Моя сестрица — серийная убийца (Брейтуэйт) - страница 13

Она начинает подпевать и страшно фальшивит.

— Айюла! — зову я, прочистив горло.

Не прерывая танца, она поворачивается ко мне и расплывается в улыбке.

— Как дела на работе?

— Нормально.

— Класс. — Айюла колышет бедрами, сгибает ноги в коленях. — Я тебе звонила.

— Я была занята.

— Хотела приехать к тебе, чтобы мы вместе сходили на ланч.

— Спасибо, но ланч у меня обычно прямо в больнице.

— Ага.

— Айюла… — вкрадчиво начинаю я.

— М-м-м?

— Давай я нож заберу.

Танец замедляется, пока не остаются лишь покачивание корпусом и редкие взмахи руками.

— Что?

— Говорю, давай я нож заберу.

— Зачем?

— Ну… Он тебе не нужен.

Айюла обдумывает мои слова. Обдумывает не дольше, чем горит спичка.

— Спасибо, но нет. Я лучше оставлю его у себя. — Айюла ускоряет свой танец и, кружась, отворачивается от меня. Нужно попробовать другую тактику. Я беру ее айпод и уменьшаю громкость. Айюла поворачивается ко мне с недовольным видом. — Ну что такое?

— У себя нож держать не стоит. Вдруг полиция с обыском к нам нагрянет? Лучше в лагуну его брось — так меньше шансов, что тебя поймают.

Айюла скрещивает руки на груди и прищуривается. Мы буравим друг друга взглядами, потом она со вздохом опускает руки.

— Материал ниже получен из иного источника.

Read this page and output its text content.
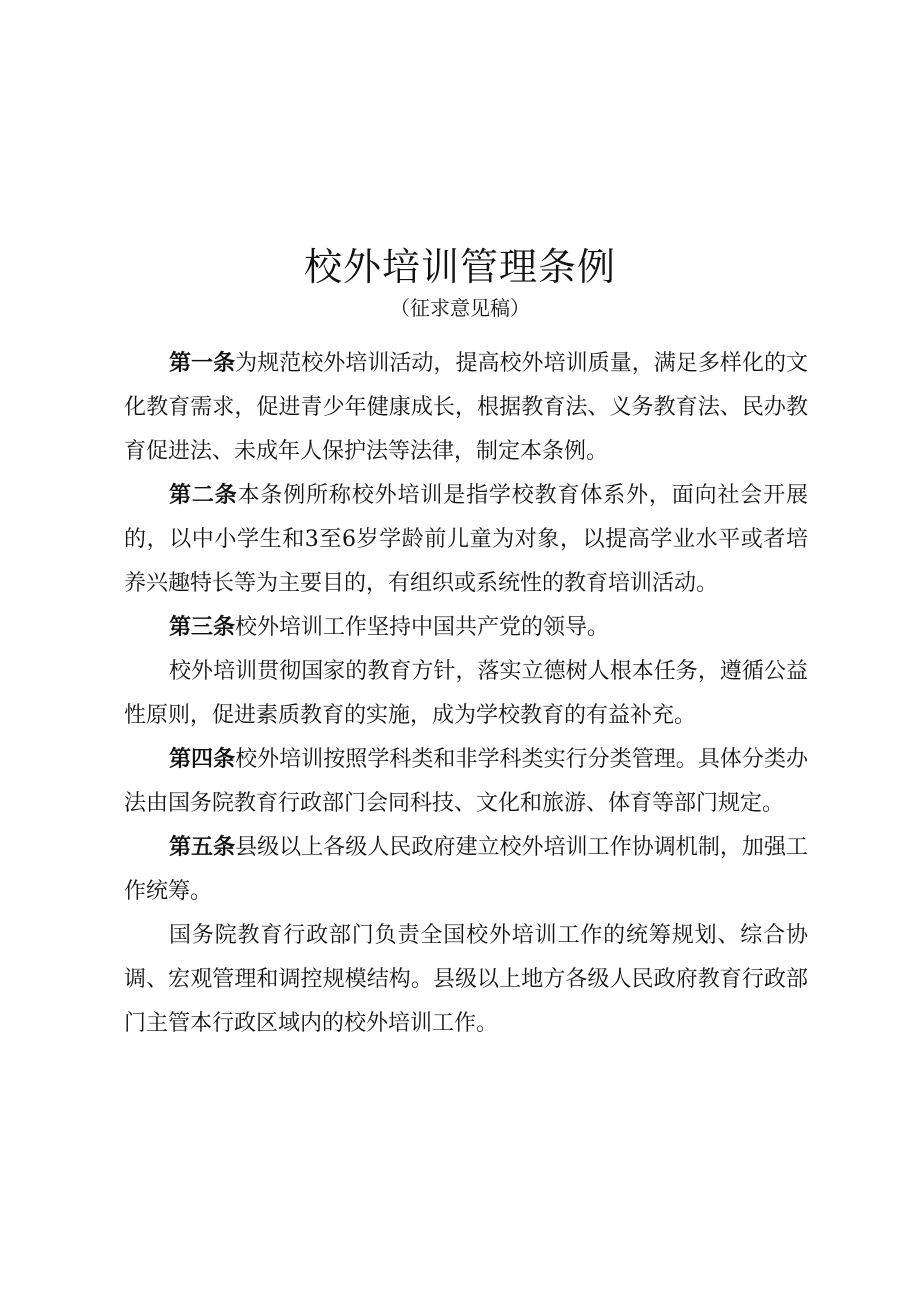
校外培训管理条例
（征求意见稿）

第一条为规范校外培训活动，提高校外培训质量，满足多样化的文化教育需求，促进青少年健康成长，根据教育法、义务教育法、民办教育促进法、未成年人保护法等法律，制定本条例。

第二条本条例所称校外培训是指学校教育体系外，面向社会开展的，以中小学生和3至6岁学龄前儿童为对象，以提高学业水平或者培养兴趣特长等为主要目的，有组织或系统性的教育培训活动。

第三条校外培训工作坚持中国共产党的领导。

校外培训贯彻国家的教育方针，落实立德树人根本任务，遵循公益性原则，促进素质教育的实施，成为学校教育的有益补充。

第四条校外培训按照学科类和非学科类实行分类管理。具体分类办法由国务院教育行政部门会同科技、文化和旅游、体育等部门规定。

第五条县级以上各级人民政府建立校外培训工作协调机制，加强工作统筹。

国务院教育行政部门负责全国校外培训工作的统筹规划、综合协调、宏观管理和调控规模结构。县级以上地方各级人民政府教育行政部门主管本行政区域内的校外培训工作。
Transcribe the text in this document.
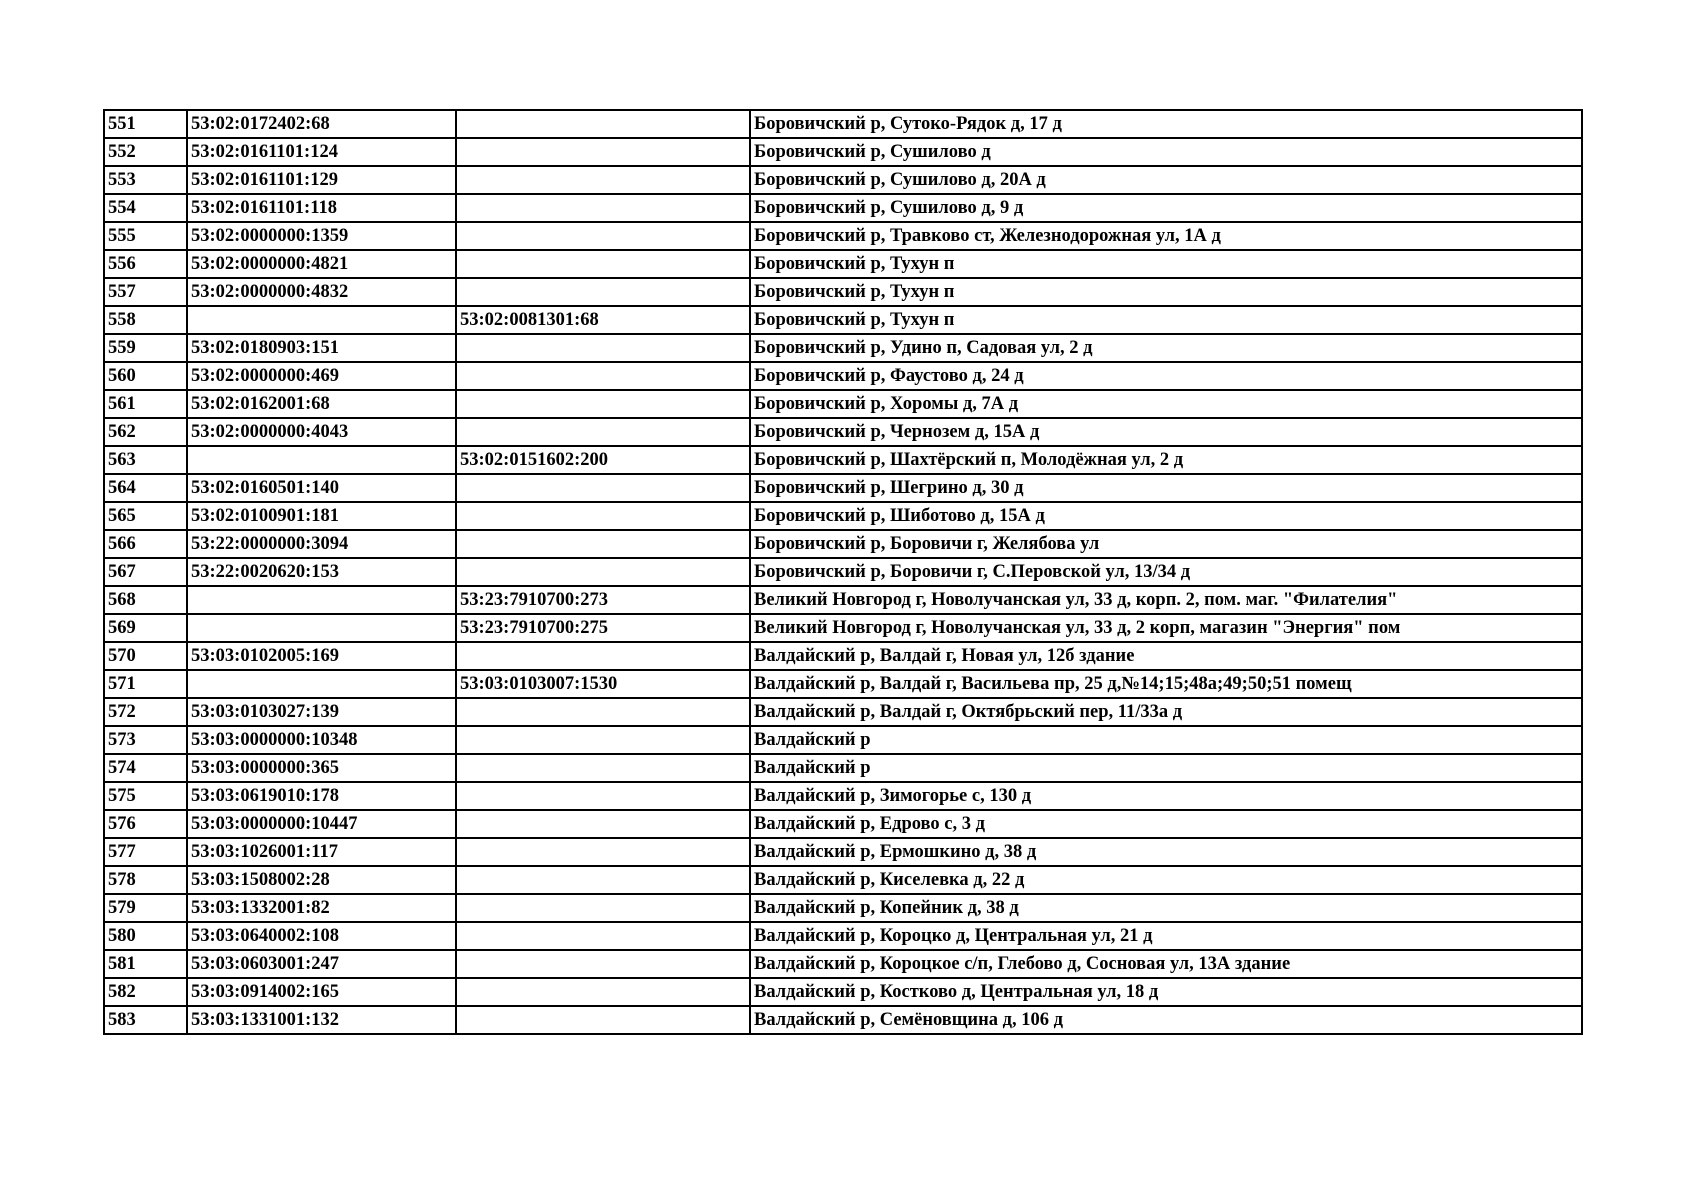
551	53:02:0172402:68		Боровичский р, Сутоко-Рядок д, 17 д
552	53:02:0161101:124		Боровичский р, Сушилово д
553	53:02:0161101:129		Боровичский р, Сушилово д, 20А д
554	53:02:0161101:118		Боровичский р, Сушилово д, 9 д
555	53:02:0000000:1359		Боровичский р, Травково ст, Железнодорожная ул, 1А д
556	53:02:0000000:4821		Боровичский р, Тухун п
557	53:02:0000000:4832		Боровичский р, Тухун п
558		53:02:0081301:68	Боровичский р, Тухун п
559	53:02:0180903:151		Боровичский р, Удино п, Садовая ул, 2 д
560	53:02:0000000:469		Боровичский р, Фаустово д, 24 д
561	53:02:0162001:68		Боровичский р, Хоромы д, 7А д
562	53:02:0000000:4043		Боровичский р, Чернозем д, 15А д
563		53:02:0151602:200	Боровичский р, Шахтёрский п, Молодёжная ул, 2 д
564	53:02:0160501:140		Боровичский р, Шегрино д, 30 д
565	53:02:0100901:181		Боровичский р, Шиботово д, 15А д
566	53:22:0000000:3094		Боровичский р, Боровичи г, Желябова ул
567	53:22:0020620:153		Боровичский р, Боровичи г, С.Перовской ул, 13/34 д
568		53:23:7910700:273	Великий Новгород г, Новолучанская ул, 33 д, корп. 2, пом. маг. "Филателия"
569		53:23:7910700:275	Великий Новгород г, Новолучанская ул, 33 д, 2 корп, магазин "Энергия" пом
570	53:03:0102005:169		Валдайский р, Валдай г, Новая ул, 12б здание
571		53:03:0103007:1530	Валдайский р, Валдай г, Васильева пр, 25 д,№14;15;48а;49;50;51 помещ
572	53:03:0103027:139		Валдайский р, Валдай г, Октябрьский пер, 11/33а д
573	53:03:0000000:10348		Валдайский р
574	53:03:0000000:365		Валдайский р
575	53:03:0619010:178		Валдайский р, Зимогорье с, 130 д
576	53:03:0000000:10447		Валдайский р, Едрово с, 3 д
577	53:03:1026001:117		Валдайский р, Ермошкино д, 38 д
578	53:03:1508002:28		Валдайский р, Киселевка д, 22 д
579	53:03:1332001:82		Валдайский р, Копейник д, 38 д
580	53:03:0640002:108		Валдайский р, Короцко д, Центральная ул, 21 д
581	53:03:0603001:247		Валдайский р, Короцкое с/п, Глебово д, Сосновая ул, 13А здание
582	53:03:0914002:165		Валдайский р, Костково д, Центральная ул, 18 д
583	53:03:1331001:132		Валдайский р, Семёновщина д, 106 д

— Кореде, этот нож мне очень дорог. Это все, что у меня от него осталось.

Кто-то другой, может, и поверил бы ее сантиментам, но меня таким спектаклем не проведешь. Способна ли Айюла на настоящие чувства — еще большой вопрос.

Интересно, где она прячет нож? На глаза мне он попадается только вонзенным в окровавленное тело, а порой я и такие моменты пропускаю. Почему-то не верится, что Айюла решилась бы орудовать другим ножом. Кажется, на убийства ее толкает конкретно этот нож. Хотя что тут невероятного? Кто сказал, что у предметов не может быть собственной воли? Или что предметом не управляет воля его прежних хозяев?

Отец

Нож Айюла унаследовала от него (под «унаследовала» я подразумеваю «забрала себе, прежде чем его тело остыло в могиле»). Желание забрать его вполне понятно: тем ножом он очень гордился.

Хранил он его в ножнах, запертым в ящик стола, но, когда приходили гости, непременно доставал, чтобы похвастаться. Держа изогнутое девятидюймовое лезвие кончиками пальцев, он демонстрировал черные загогулины, отпечатанные и вырезанные на светлой костяной рукояти. Как правило, показ сопровождался историей.

Иногда нож становился подарком Тома, однокашника по университету, в благодарность за спасение на море. Иногда нож превращался в трофей, отнятый у солдата, пытавшегося его им зарезать. Иногда — в его любимейшей версии — нож был памяткой о сделке, заключенной с шейхом. Сделка прошла так успешно, что шейх предложил ему на выбор свою дочь или нож, последнее творение давно умершего оружейника. У дочери один глаз видел хуже другого, поэтому он взял нож.